Methods: A thorough analysis of the clinical and laboratory characteristics of two cases of de novo acute erythroid leukemia were performed and literatures were reviewed.
Results: Case 1: A 57-year-old male presented with dizziness and fatigue for one week. The proportion of erythroblasts in bone marrow aspirations was 3.2%, 40.5%, and 55% in three separate punctures, with proerythroblasts accounting for 18.4%, 23.5%, and 41% respectively. Bone marrow biopsy showed extremely hypercellular areas, with up to 80% erythroblasts in focal areas, predominantly proerythroblasts. Flow cytometry revealed that approximately 14.72% of cells were erythroblasts expressing CD36, CD117, CD33, and partially CD13. The granulocyte proportion was relatively normal. Chromosome analysis revealed a complex karyotype, and only a TP53 gene c.559+2T>G splice site mutation was detected using myeloid neoplasm-related gene mutation panel, with a VAF of 35.0%. FISH analysis showed no deletion of the TP53 gene.

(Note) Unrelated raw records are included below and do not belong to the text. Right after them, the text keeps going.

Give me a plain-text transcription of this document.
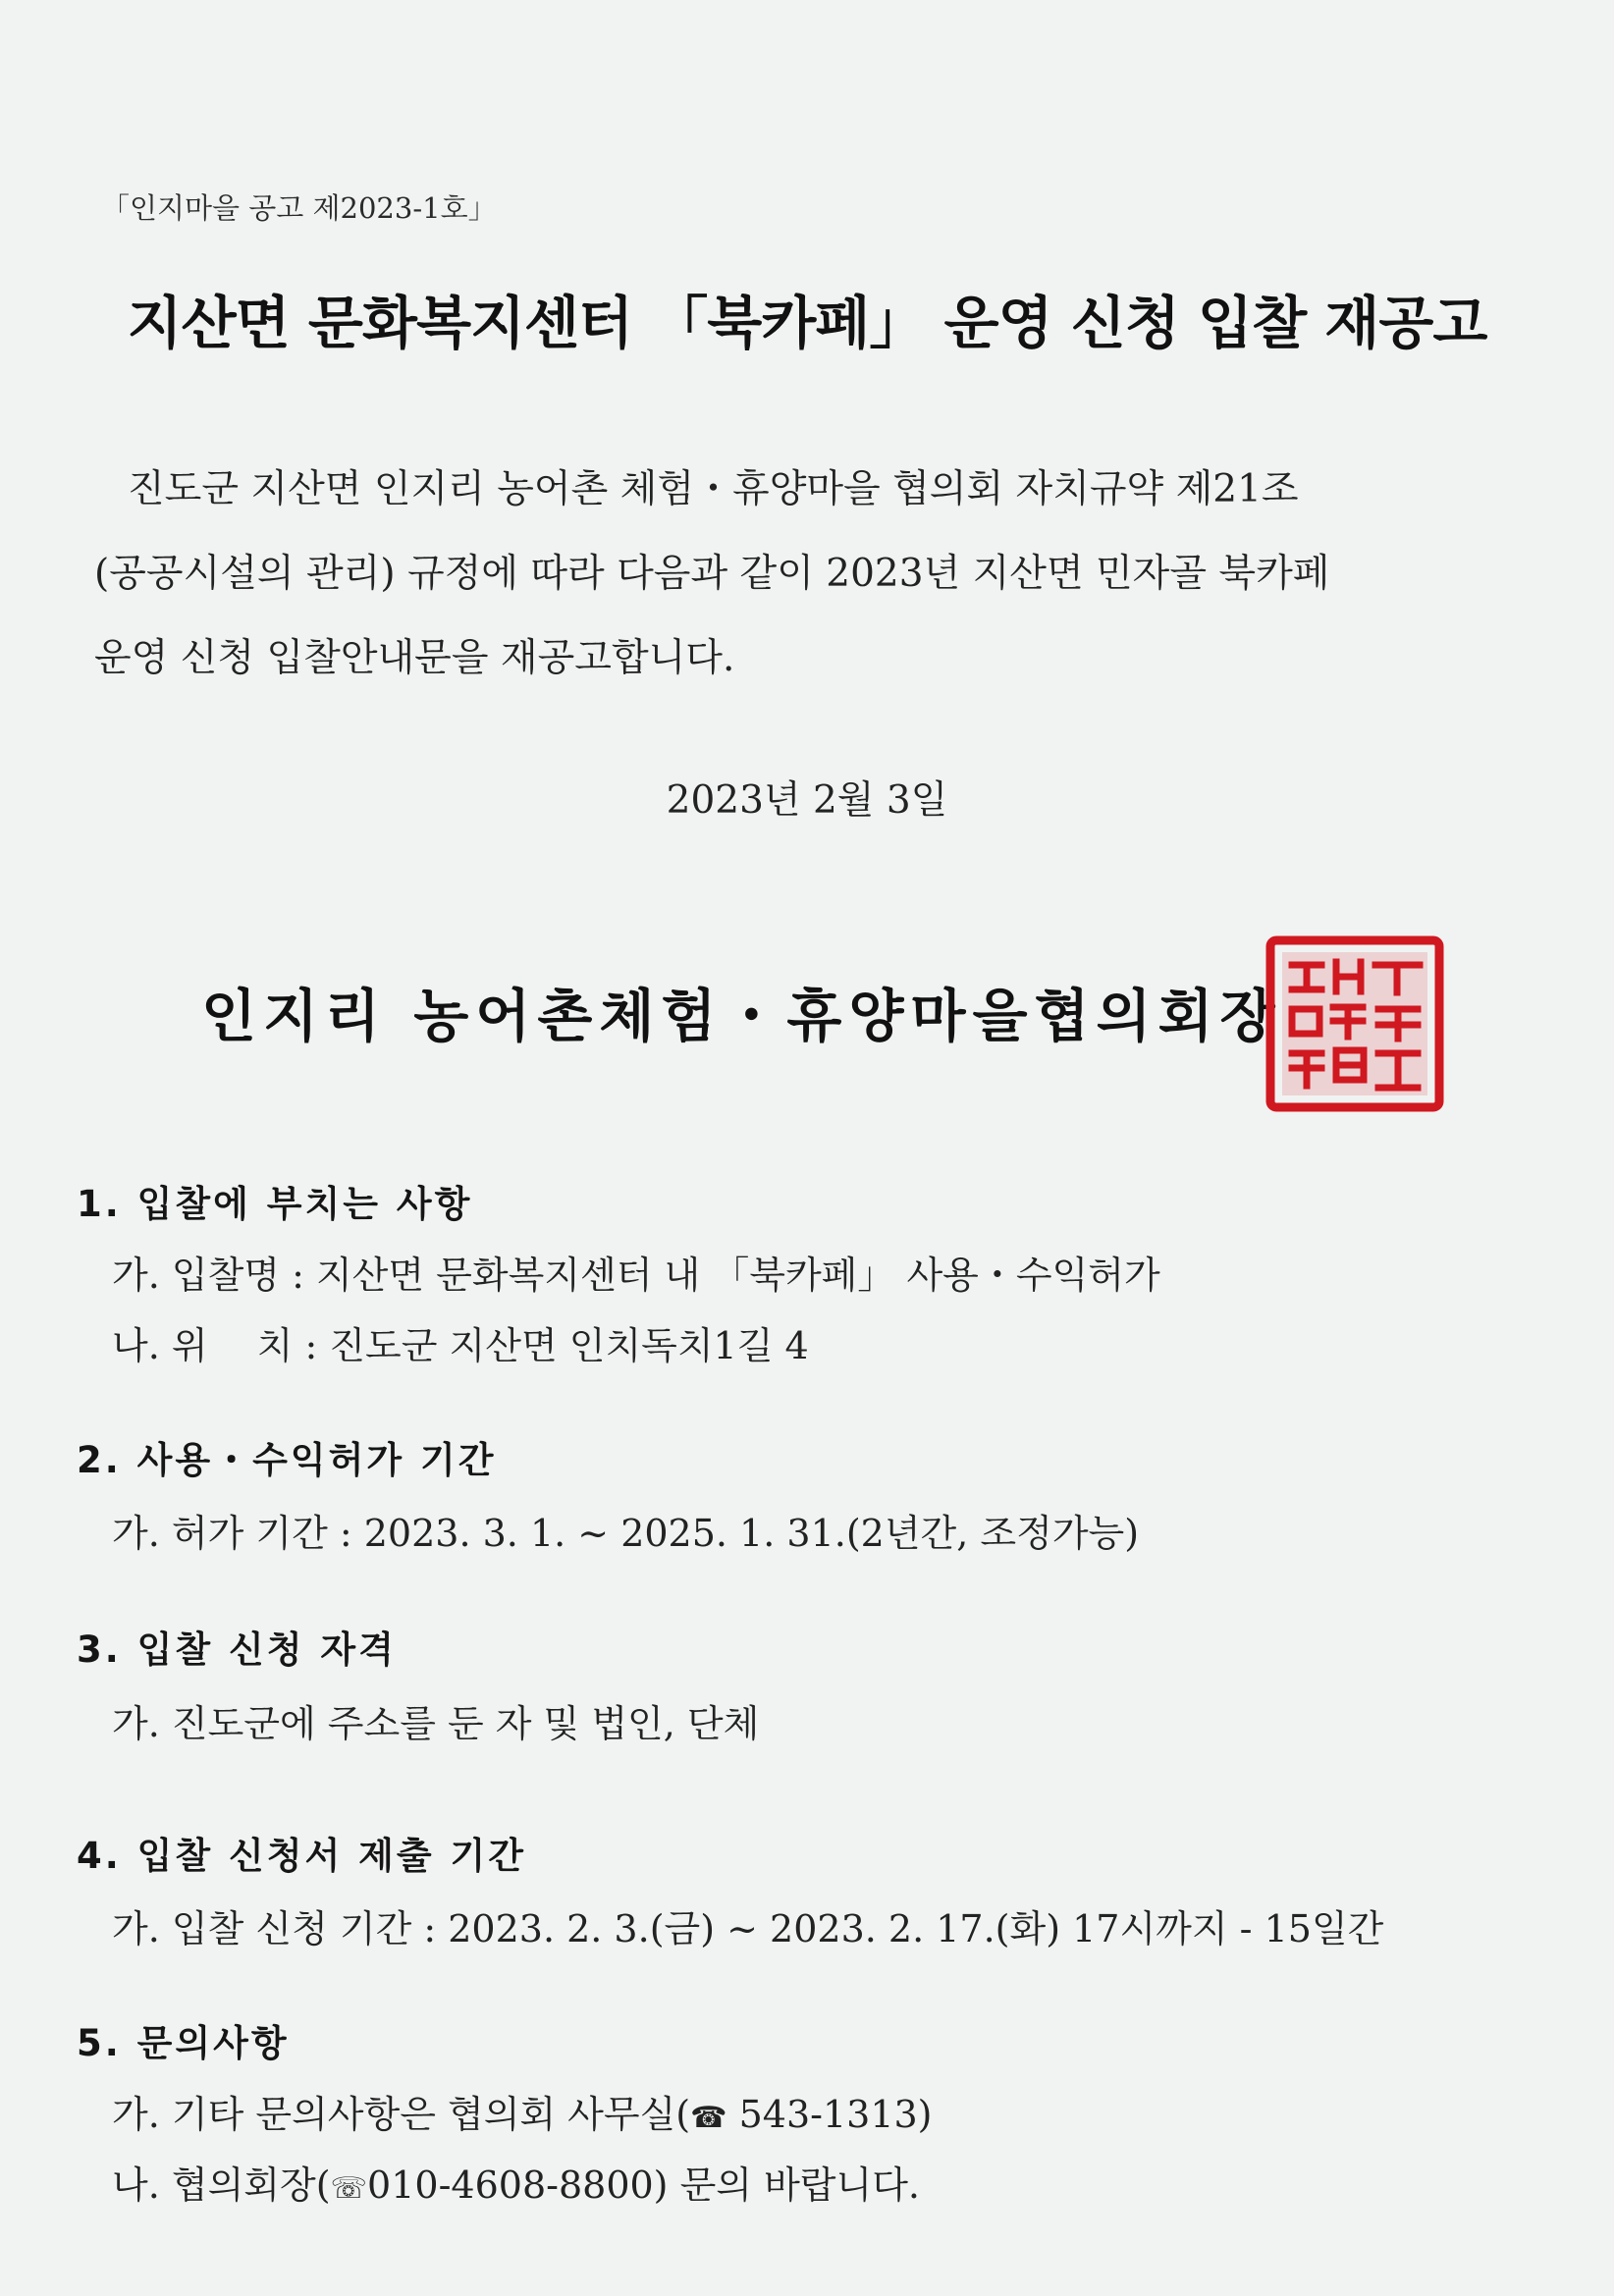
「인지마을 공고 제2023-1호」
지산면 문화복지센터 「북카페」 운영 신청 입찰 재공고
진도군 지산면 인지리 농어촌 체험・휴양마을 협의회 자치규약 제21조
(공공시설의 관리) 규정에 따라 다음과 같이 2023년 지산면 민자골 북카페
운영 신청 입찰안내문을 재공고합니다.
2023년 2월 3일
인지리 농어촌체험・휴양마을협의회장
1. 입찰에 부치는 사항
가. 입찰명 : 지산면 문화복지센터 내 「북카페」 사용・수익허가
나. 위　 치 : 진도군 지산면 인치독치1길 4
2. 사용・수익허가 기간
가. 허가 기간 : 2023. 3. 1. ~ 2025. 1. 31.(2년간, 조정가능)
3. 입찰 신청 자격
가. 진도군에 주소를 둔 자 및 법인, 단체
4. 입찰 신청서 제출 기간
가. 입찰 신청 기간 : 2023. 2. 3.(금) ~ 2023. 2. 17.(화) 17시까지 - 15일간
5. 문의사항
가. 기타 문의사항은 협의회 사무실(☎ 543-1313)
나. 협의회장(☏010-4608-8800) 문의 바랍니다.
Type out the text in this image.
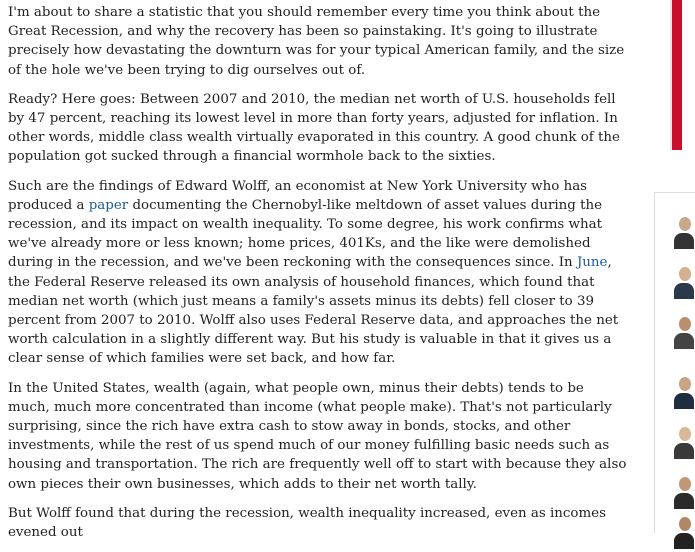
I'm about to share a statistic that you should remember every time you think about the Great Recession, and why the recovery has been so painstaking. It's going to illustrate precisely how devastating the downturn was for your typical American family, and the size of the hole we've been trying to dig ourselves out of.

Ready? Here goes: Between 2007 and 2010, the median net worth of U.S. households fell by 47 percent, reaching its lowest level in more than forty years, adjusted for inflation. In other words, middle class wealth virtually evaporated in this country. A good chunk of the population got sucked through a financial wormhole back to the sixties.

Such are the findings of Edward Wolff, an economist at New York University who has produced a paper documenting the Chernobyl-like meltdown of asset values during the recession, and its impact on wealth inequality. To some degree, his work confirms what we've already more or less known; home prices, 401Ks, and the like were demolished during in the recession, and we've been reckoning with the consequences since. In June, the Federal Reserve released its own analysis of household finances, which found that median net worth (which just means a family's assets minus its debts) fell closer to 39 percent from 2007 to 2010. Wolff also uses Federal Reserve data, and approaches the net worth calculation in a slightly different way. But his study is valuable in that it gives us a clear sense of which families were set back, and how far.

In the United States, wealth (again, what people own, minus their debts) tends to be much, much more concentrated than income (what people make). That's not particularly surprising, since the rich have extra cash to stow away in bonds, stocks, and other investments, while the rest of us spend much of our money fulfilling basic needs such as housing and transportation. The rich are frequently well off to start with because they also own pieces their own businesses, which adds to their net worth tally.

But Wolff found that during the recession, wealth inequality increased, even as incomes evened out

The diagnosis of acute erythroid leukemia was made, and the patient received two courses of decitabine plus arsenic trioxide and decitabine alone. However, bone marrow examination showed no remission, and the patient had a complex karyotype with clonal evolution, resulting in a survival of 3 months.
Case 2: An 80-year-old male presented with chest tightness, dyspnea, and fatigue for 10 days. Bone marrow aspiration showed hypercellular marrow, with 94% erythroblasts, including 35% proerythroblasts, 52% basophilic erythroblasts, 5.5% polychromatophilic erythroblasts, and 1.5% orthochromatic erythroblasts. Flow cytometry revealed that approximately 11.69% of nucleated cells were blast/early erythroid cells expressing CD33, CD117, CD36, CD71, and CD105. Chromosome analysis showed a complex karyotype. Myeloid neoplasm-related gene mutation panel showed TET2 mutation (+), TPMT mutation (+), and a TP53 p.K132E missense mutation with a VAF of 59.4%. Copy number variation (CNV) analysis revealed EPOR amplification and IKZF gene deletion. The patient survived for 7 days.
Conclusion: The proportion of erythroblasts in bone marrow smears of acute erythroid leukemia can be underestimated due to aspiration dilution, emphasizing the importance of bone marrow biopsy pathology combined with immunohistochemistry. Acute erythroid leukemia with EPOR amplification exhibits more significant erythroblast proliferation and a more aggressive clinical course.
No relevant conflicts of interest to declare.